"Showrooming" Can Be a Blessing
Target recently began asking its customers not to "showroom," which basically means to conduct searches on their smartphones for a better price. That strategy, though, won't work for Target or for the thousands of independent CE dealers struggling to increase sales, profits and traffic against Amazon and the thousands of other competitors online. (Make sure to read Ann Zimmerman's Wall Street Journal article about Target's dilemma, "Showdown Over 'Showrooming'").
By posting signs that ask your customers not to compare your prices with others, you're automatically telling them they can find better prices elsewhere. Essentially, you're asking them to shop someplace else and never come back to your store. Instead, your signs should read: "Feel free to search for a better price. We will match it AND offer you more."
Face it, mobile payments, mobile advertising, price comparison apps and social commerce are quickly becoming the norm and will all play an essential role in how consumers shop for everything, from a simple accessory to a posh home. And with the state of the economy, high unemployment, unsure future and rising cost of everyday necessities, it's a consumer's responsibility to find the lowest price.
Instead of treating "showrooming" as an evil, sales associates should treat it as a blessing. When one sees a customer searching on a smartphone, they should view that as a golden opportunity to begin a conversation.
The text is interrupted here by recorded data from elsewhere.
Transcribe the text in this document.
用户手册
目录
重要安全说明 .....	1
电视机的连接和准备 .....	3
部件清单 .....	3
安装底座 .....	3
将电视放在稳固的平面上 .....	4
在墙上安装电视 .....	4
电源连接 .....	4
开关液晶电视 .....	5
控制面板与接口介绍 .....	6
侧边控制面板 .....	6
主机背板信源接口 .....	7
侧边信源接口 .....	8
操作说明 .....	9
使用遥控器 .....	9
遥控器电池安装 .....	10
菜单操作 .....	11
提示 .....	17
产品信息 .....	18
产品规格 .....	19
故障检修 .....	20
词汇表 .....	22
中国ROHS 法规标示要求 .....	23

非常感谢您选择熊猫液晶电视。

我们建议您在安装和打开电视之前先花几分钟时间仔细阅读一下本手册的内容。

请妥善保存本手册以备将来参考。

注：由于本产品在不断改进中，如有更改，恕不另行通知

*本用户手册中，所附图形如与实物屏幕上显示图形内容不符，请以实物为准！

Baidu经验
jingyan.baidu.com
With a smile on their face, the associate should thank the customer for coming in, find out what he/she is searching for, take out their tablet and offer to help, match the lowest (legitimate) price, and talk about EVERYTHING the store AND its ecommerce site can offer that the competition can't.
The "MORE" conversation can include the store's easy return policies, white-glove customer service, transparent and comprehensive warranties, full set-up and installation offerings, invite-only store events for valued customers, the community support it provides that customers make possible, add-on products and accessories that optimize the core purchase, etc... Store managers should make a comprehensive list of their store's value-adds/competitive differentiators and make sure every associate, cashier, janitor, etc. knows it and can use essential pieces of it at the right time.
Associates and store signage should also constantly remind customers about the company's e-commerce/e-marketing sites. At some point in their visit, every customer should be asked for their email address as a way of keeping them informed about special deals, hot products, store events, giveaways, contests, new service offerings, etc... And if managers and associates aren't meeting at least monthly to learn about and leverage the latest e-commerce and social commerce trends, tools and strategies, they have to start.
None of this is easy, especially when fighting against Amazon's competitive muscle, but it is essential. And, unlike Amazon, you have a face-to-face opportunity with the consumer. Take full advantage of it.